Cities represent three quarters of the world's energy consumption and contain about half of its population. Image: flickr user: dingcarrie.
Cities represent three quarters of energy consumption and 80 percent of CO2 emissions worldwide. Today, half of the world’s population lives in a city and this is expected to increase to three quarters by 2050.
The increased growth in urbanisation is putting a strain on our energy, transportation, water, buildings and public spaces, so solutions need to be found which are ‘smart’, i.e. both highly efficient and sustainable on the one hand, as well as generating economic prosperity and social wellbeing on the other.
Energy systems in developed economies are facing increasing maintenance and upgrade costs to keep up with demand and ageing infrastructure, whilst those in developing countries are racing to keep up with exploding energy demand. These factors drive the need to improve energy management to increase energy efficiency and resilience. Estimates forecast the Smart Grid technologies market to be between US$150 billion - US$200 billion by 2020. Offering secure, affordable and sustainable energy is vital to enable citizens and businesses to achieve economic growth. In the UK for example, chancellor George Osborne and Mayor of London Boris Johnson have already backed more than £1 trillion of planned spending to upgrade the infrastructures of London and the “Northern Powerhouses” of Leeds, Liverpool, Manchester, Newcastle and Sheffield.
Energy storage is one Smart Grid solution that will play a major role in supporting our future energy needs. From a low carbon perspective, storage is vital to solving the problem of renewable intermittency by absorbing surplus power and releasing it when needed. This function simultaneously helps the grid to securely balance capacity and supply and protects the grid from “stress events” (e.g. power outages) on the grid. Furthermore, the introduction of energy storage in substations can decrease the need and cost of traditional reinforcement, such as transformers and cabling. For example, Europe’s largest battery storage project, a 6MW/10MWh battery system currently being installed by S&C, is expected to save UK Power Networks, one of Britain’s Distribution Network Operators (DNOs), which serves around 8 million customers, approximately £6 million (US$9.4 million) over 15 years over traditional reinforcement methods. The technology is proven and we are now trialing the financial viability of the project, which could be replicated across all UK network operators, conservatively saving more than £700 million by 2040 compared to business-as-usual approaches.

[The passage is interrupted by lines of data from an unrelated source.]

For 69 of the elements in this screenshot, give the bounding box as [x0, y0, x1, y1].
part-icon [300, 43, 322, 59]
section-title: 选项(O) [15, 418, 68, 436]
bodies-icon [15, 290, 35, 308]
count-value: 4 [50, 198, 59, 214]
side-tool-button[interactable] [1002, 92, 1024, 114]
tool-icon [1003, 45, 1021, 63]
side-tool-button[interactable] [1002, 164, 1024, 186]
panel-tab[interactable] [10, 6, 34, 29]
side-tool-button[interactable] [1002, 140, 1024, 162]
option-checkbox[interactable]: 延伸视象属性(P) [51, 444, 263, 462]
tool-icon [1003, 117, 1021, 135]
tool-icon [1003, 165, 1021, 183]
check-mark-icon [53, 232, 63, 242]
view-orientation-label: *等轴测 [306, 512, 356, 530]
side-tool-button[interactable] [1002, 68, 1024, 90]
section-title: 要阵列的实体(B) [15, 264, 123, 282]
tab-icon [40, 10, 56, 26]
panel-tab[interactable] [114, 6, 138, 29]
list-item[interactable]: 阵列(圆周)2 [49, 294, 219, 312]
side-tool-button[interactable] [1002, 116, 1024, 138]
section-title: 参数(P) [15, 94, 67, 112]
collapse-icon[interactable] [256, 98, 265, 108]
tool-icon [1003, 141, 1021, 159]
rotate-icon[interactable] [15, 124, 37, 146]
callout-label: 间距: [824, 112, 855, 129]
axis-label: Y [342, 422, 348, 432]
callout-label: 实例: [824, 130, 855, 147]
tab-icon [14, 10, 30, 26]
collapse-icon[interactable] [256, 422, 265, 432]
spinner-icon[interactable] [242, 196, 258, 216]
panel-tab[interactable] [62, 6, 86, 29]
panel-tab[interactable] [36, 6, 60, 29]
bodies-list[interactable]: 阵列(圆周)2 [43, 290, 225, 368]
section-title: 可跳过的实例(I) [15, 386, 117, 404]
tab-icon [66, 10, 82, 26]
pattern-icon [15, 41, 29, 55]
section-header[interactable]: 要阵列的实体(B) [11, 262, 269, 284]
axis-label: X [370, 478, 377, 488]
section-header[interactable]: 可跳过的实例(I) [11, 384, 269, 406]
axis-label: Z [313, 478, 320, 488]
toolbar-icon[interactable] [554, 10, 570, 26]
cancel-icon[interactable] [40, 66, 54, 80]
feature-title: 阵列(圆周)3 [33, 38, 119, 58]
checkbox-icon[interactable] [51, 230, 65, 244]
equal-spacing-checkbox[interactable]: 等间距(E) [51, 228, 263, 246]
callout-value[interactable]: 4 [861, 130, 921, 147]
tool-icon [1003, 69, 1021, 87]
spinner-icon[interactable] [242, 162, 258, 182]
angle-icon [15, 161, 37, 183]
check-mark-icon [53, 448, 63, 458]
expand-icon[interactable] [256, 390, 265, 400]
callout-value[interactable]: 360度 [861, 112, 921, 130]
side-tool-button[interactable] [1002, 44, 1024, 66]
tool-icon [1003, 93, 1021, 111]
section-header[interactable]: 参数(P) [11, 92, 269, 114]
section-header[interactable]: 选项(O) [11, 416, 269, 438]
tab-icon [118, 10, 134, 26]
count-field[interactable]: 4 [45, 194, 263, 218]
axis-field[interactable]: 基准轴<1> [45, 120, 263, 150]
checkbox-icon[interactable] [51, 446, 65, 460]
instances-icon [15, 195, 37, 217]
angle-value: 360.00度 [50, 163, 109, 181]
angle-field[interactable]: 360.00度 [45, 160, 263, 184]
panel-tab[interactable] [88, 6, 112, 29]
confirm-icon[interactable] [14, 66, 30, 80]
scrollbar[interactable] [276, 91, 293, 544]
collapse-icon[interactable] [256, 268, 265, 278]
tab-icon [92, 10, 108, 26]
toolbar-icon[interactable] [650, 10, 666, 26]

S&C is installing a 6MW/10MWh battery by Younicos that could save UK Power Networks approximately £6 million (US$9.4 million) over 15 years. Image: Younicos.
We also work with Advanced Distribution Automation (ADA) which is a lesser known Smart Grid technology but plays an important role in increasing resilience; by detecting power outages (e.g. caused by storms) and using smart switches to “cordon off” affected areas to minimise disruption to the rest of the network. In the US for example, Tennessee Electric Power Board (EPB), which serves 170,000 customers, was losing around US$100 million annually due to power outage costs. Using S&C self-healing ADA technology, as of June 2013, EPB achieved a 60 percent reduction (45 million minutes) in outage duration since 2011. The following year, when a major storm caused severe damages to grid infrastructure, EPB had a 55 percent reduction in duration of outages, saving EPB US$1.4 million in operational cost savings in a single event.
As the entire grid gets smarter, we can expect there to be more cases of these technologies working together to harmonise power flow, voltage, system stability and system balancing. What’s vital is at each stage of its modernisation, the grid is mapped in a detailed way to allow for the integration of current technology, as well as for future developments. Smart technologies alone cannot achieve systemic change, projects need to be supported by changes to the way the market operates. The difficulty for smart grid technologies like storage are that rules were made for the past and in many cases, are now out of date.
If smart cities around the world are to be successful, we must move away from the historic cross-sector approach. Traditionally our resources have been considered by verticals: energy, water, waste, transport and health have been considered and managed separately. If we are to have more connected thinking, decision makers need to move away from the conventional model. This transition will increase efficiency, and yield additional opportunities for our cities, citizens and industries.